ジョンはその細かい様子にも気づいたようで、もう一度心配そうに言う。



(・・・そういえば前から、ずいぶん心配りのできる人ですわ)



「大丈夫ですわ。ただ、ちょっと思い出しただけです。悪霊の類ではなかったのは確実だと思いますから、どうってことないですわ」



「ほんまですか。そやったら、結局犯人は誰なんですやろか・・・」



「・・・まだ、私にはわかりかねますわ」



「さいですね・・・」




・・・その後に会話は続かなかった。


思えば2人になっても、なかなか話は発展したことがない。



そしてふと時計を探してみてみると、真砂子が目を覚ましたのは、意識がなくなる前に見た時間より4時間ほど後だった。


(こんな時間・・・・・・・あら?)



「・・・?」



そういえばさっきからショリショリと音がする、と思い、真砂子はジョンを見る。



「林檎・・・?」


真砂子がジョンの手元に視線を下ろして見たものは、3つの林檎だった。
うち1つをジョンが今、皮をむいている。


「・・・あっ、ハイ、そうなんです。なかなか目を覚まさへんモンですし、さっき、売店で買ったんです。お腹もすいてはるかなぁ、と・・・」


そういえばジョンはずっと付き添ってくれていたようだった。



(・・・わざわざ、こんなに遅くまで。)




「・・・残ってくれなくてもよろしかったのに」




その言葉は、まさしく本心だった。

この青年――どう見ても同じ年ぐらいの少年にしか見えないが――の人の良さは、遠目に見ててもわかりやすかったのだが、仕事の仲間に近いからといったところで、こんな時間までは残らなくたっていいはずだ。

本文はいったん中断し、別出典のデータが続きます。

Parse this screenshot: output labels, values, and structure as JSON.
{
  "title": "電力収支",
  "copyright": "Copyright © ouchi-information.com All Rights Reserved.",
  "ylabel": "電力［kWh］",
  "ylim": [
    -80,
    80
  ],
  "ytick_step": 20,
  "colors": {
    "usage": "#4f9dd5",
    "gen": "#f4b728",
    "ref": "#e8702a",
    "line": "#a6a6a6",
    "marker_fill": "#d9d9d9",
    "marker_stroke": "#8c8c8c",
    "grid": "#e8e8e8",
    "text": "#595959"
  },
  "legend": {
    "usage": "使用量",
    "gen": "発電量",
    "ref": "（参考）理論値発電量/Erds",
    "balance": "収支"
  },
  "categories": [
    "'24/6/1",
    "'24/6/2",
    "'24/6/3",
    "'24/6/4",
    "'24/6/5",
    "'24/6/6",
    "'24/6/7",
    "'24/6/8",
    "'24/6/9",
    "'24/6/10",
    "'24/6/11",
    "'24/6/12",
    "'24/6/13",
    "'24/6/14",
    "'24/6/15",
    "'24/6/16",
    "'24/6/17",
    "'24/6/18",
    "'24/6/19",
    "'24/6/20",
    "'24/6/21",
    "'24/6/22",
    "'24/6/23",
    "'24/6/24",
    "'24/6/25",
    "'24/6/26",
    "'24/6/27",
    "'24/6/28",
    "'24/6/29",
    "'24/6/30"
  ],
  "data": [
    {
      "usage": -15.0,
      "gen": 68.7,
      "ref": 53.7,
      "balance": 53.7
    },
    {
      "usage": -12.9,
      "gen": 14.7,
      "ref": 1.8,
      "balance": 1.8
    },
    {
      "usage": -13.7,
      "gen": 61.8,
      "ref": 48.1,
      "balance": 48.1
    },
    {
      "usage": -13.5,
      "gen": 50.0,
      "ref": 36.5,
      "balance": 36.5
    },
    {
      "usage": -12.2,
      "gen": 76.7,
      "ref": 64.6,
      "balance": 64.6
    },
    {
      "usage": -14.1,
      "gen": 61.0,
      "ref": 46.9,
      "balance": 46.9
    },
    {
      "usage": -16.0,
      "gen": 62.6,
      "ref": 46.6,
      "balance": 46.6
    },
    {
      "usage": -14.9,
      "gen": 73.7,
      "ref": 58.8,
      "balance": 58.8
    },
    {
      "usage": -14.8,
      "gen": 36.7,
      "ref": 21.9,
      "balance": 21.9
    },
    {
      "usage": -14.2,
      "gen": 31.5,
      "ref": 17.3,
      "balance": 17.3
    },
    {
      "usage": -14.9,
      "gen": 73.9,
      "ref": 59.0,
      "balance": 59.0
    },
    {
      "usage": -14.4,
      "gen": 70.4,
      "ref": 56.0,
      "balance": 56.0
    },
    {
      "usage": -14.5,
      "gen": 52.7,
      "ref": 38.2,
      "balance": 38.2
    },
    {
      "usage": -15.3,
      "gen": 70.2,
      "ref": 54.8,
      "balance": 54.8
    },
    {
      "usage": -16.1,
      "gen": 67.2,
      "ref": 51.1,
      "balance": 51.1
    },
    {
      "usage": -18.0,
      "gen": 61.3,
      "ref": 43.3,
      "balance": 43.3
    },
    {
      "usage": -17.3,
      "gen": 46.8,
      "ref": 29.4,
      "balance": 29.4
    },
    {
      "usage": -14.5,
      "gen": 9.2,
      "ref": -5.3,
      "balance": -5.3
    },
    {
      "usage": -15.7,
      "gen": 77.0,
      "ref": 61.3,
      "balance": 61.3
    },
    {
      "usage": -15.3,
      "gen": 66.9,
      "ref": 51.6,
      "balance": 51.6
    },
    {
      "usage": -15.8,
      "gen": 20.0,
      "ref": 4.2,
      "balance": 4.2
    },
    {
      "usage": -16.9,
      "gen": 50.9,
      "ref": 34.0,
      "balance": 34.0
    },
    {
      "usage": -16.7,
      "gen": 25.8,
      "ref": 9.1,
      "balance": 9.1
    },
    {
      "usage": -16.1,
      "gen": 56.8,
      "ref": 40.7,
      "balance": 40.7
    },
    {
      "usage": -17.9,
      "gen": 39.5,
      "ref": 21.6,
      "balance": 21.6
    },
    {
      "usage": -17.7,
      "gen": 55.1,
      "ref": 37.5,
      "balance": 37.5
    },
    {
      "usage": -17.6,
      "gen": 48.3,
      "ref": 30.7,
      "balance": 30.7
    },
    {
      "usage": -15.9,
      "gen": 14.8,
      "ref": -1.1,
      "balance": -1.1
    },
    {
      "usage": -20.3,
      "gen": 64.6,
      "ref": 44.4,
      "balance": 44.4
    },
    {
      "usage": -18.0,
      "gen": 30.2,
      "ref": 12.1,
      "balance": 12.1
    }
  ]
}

(言いたい事があれば、置手紙でもすればいいだけの筈なのに。)



ジョンは林檎から視線を外し、一瞬きょとんと真砂子を見て、微笑んだ。



「そんなことできまへん。目が覚めたときに1人っちゅうんのは、寂しいモンですやろ?」



真砂子の胸がざわめいた。



ナルを含めて、誰に対しても自分はひねくれて、皮肉ばかり言っている。


言ってみれば、ジョンと真砂子は「正反対」のようなものだった。



「・・・優しいんですのね。誰もかもに。」



視線を外して言う。やはり、皮肉な口調になった。



そんな皮肉もジョンには効果が無いようで、またきょとんとして、さらに今度は首も傾げてしまった。



「・・・?そうですやろか?普通・・・や、ないですか?アレ?僕何かおかしいですか・・・?」



横目に少し悲しそうな顔が見えて、真砂子は、思わずまた顔を向けて、ジョンと目が合った。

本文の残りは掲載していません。